Tracee Ellis Ross black-ish

Laurie Metcalf Getting On

Amy Schumer Inside Amy Schumer

Lily Tomlin Grace and Frankie

(This category could go any way, and I’m okay with that.)

OUTSTANDING SUPPORTING ACTOR IN A COMEDY 

Louie Anderson Baskets

Andre Braugher Brooklyn Nine-Nine

Keegan-Michael Key Key & Peele

Ty Burrell Modern Family

Tituss Burgess Unbreakable Kimmy Schmidt

Tony Hale Veep

Matt Walsh Veep

(I would’ve selected all the usual suspects in Silicon Valley, an exceptional cast, but I guess that’s just me.)

OUTSTANDING SUPPORTING ACTRESS IN A COMEDY 

Niecy Nash Getting On

Allison Janney Mom

Kate McKinnon Saturday Night Live

Judith Light Transparent

Gaby Hoffmann Transparent

Anna Chlumsky Veep

(I really liked Suzanne Cryer in Silicon Valley myself.)

OUTSTANDING WRITING FOR A COMEDY SERIES

Rob Delaney, Sharon Horgan Catastrophe

Aziz Ansari, Alan Yang Master of None

Dan O’Keefe Silicon Valley

*Alec Berg Silicon Valley

David Mandel Veep

Alex Gregory, Peter Huyck Veep

(Though Dan O’Keefe would work, too.)

OUTSTANDING LIMITED SERIES

American Crime

Fargo

*The Night Manager

The People v.
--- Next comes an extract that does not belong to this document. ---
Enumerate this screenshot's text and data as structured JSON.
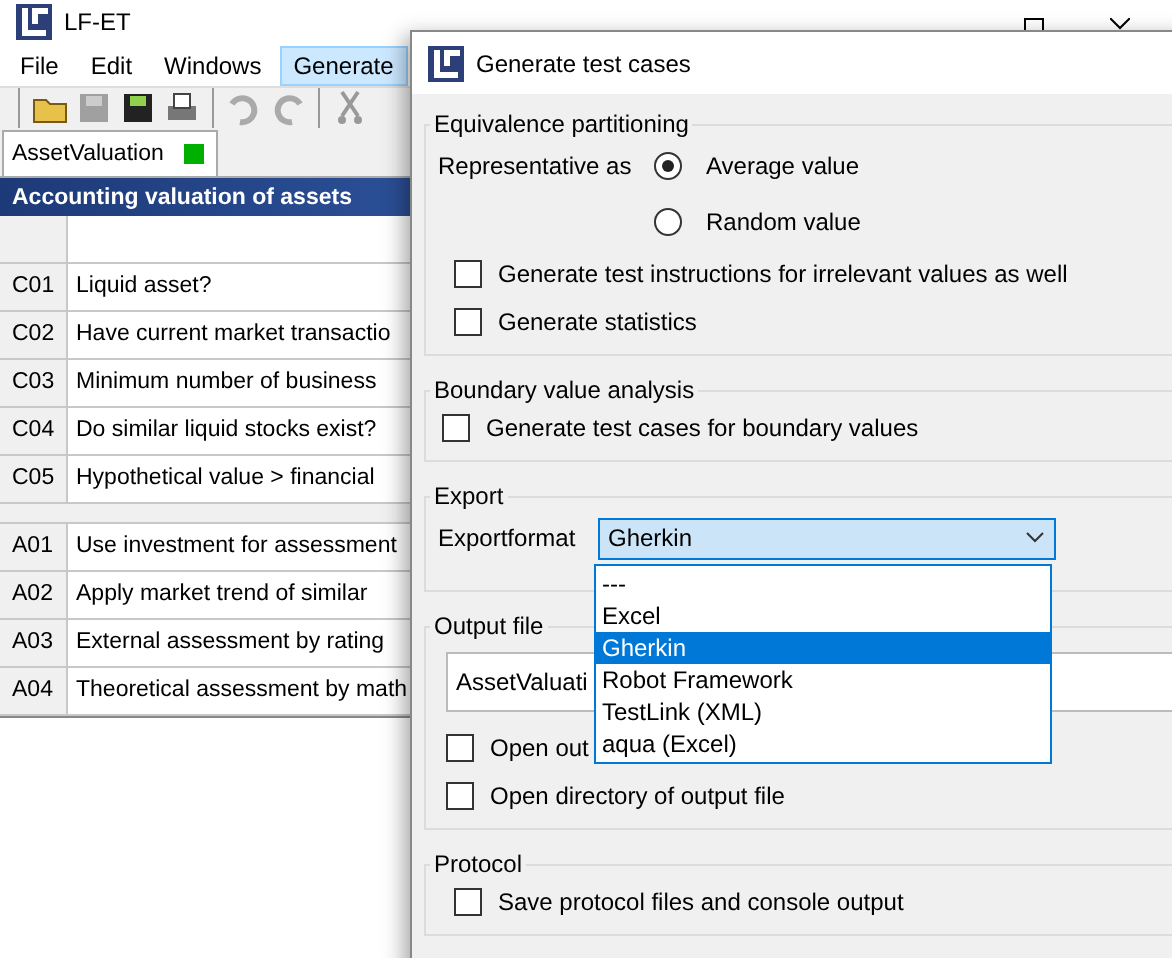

O.J. Simpson: American Crime Story

Roots

(Though Fargo was pretty good.)

OTHER

Some miscellaneous mentions: Downton Abbey should merit “production design for a (one-hour) narrative period program,” and “costumes for a period/fantasy series.”

Silicon Valley easily earns “production design for a (half-hour) narrative period program” and is an easy shoo-in for “casting for a comedy series.”  (Exceptional!)  Both Mike Judge and Alec Berg of Silicon Valley are up for “directing for a comedy.”

Mr. Robot competes for best “casting for a drama series.”

Better Call Saul’s Kelley Dixon, and the team of Kelley Dixon, Chris McCaleb are deserving of “single-camera picture editing for a drama.”

There are other categories, of course, but these are the ones I’ll be most closely watching on September 18th.